He never fails to invite my family to his home during Hari Raya celebrations, and join in with his big bustling family to dine together. His family and friends always treat us with utmost kindness and love.
How old were you when you started cooking: Seven years old
Personal wish related to cooking: After so many years of cooking, I wish to pass on my knowledge and skills of all the dishes I know to whoever is willing to learn, so I can sit back and enjoy the food myself!
Mahmood Maricar , Best Neighbour Award by Rachel
Uncle Mahmood is an Indian Muslim. Both our families became close when we were neighbours in our HDB block before we had to move due to an en-bloc project. Our families used to help each other out a lot when we were living in much closer proximity – Uncle Mahmood would help to tend to our potted plants, and my mother would give Mr. and Mrs. Mahmood car rides.
Every Hari Raya, Uncle Mahmood would spend 24 hours (yes, he would go without sleep) cooking a huge array of authentic Indian Muslim dishes to prepare for relatives visitation, and to celebrate the end of the fasting month. Though we live further apart now, he never fails to invite my family to his home during Hari Raya celebrations, and join in with his big bustling family to dine together. His family and friends always treat us with utmost kindness and love.
Uncle Mahmood always encourages us to “da bao” (colloquial term for takeaway) the amazing food that he has prepared. Even if it is not a festive occasion, he often brings home-cooked food over to my home. His cooking is fantastic, and the taste of this home-cooked food has always been delicious and sumptuous.
Uncle Mahmood’s father used to own a catering business. At the age of 7, he began picking up amazing cooking skill sets from his dad. He once told me that he was a little disappointed that none of his children would like to learn the authentic food recipes from him. When he offered to impart some of his recipes to me, I grabbed the opportunity to learn to cook authentic Indian Muslim dishes from the closest neighbour I ever had. It also gave me an opportunity to stay in touch closely with Uncle Mahmood and his wife.
Unfortunately in this day and age, most Singaporeans, even myself, are quite closed off from our neighbours.
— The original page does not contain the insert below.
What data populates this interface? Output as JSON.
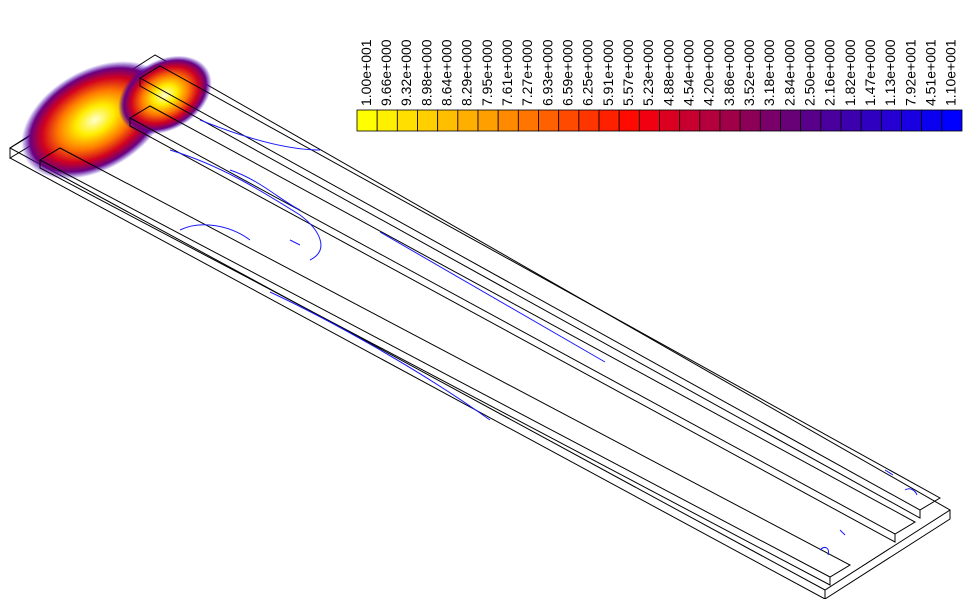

It is usually a much simpler form of polite “Hi” and “Bye” to one another, or even a vague smile to acknowledge the other’s presence. This made me treasure the relationship between Uncle Mahmood and my family even more.
I chose Uncle Mahmood’s Mutton Curry to be featured on My Singapore Food, because he cooks this dish with only the best ingredients – the mutton always turns out soft and flavourful. It is his signature dish at almost every Muslim festival.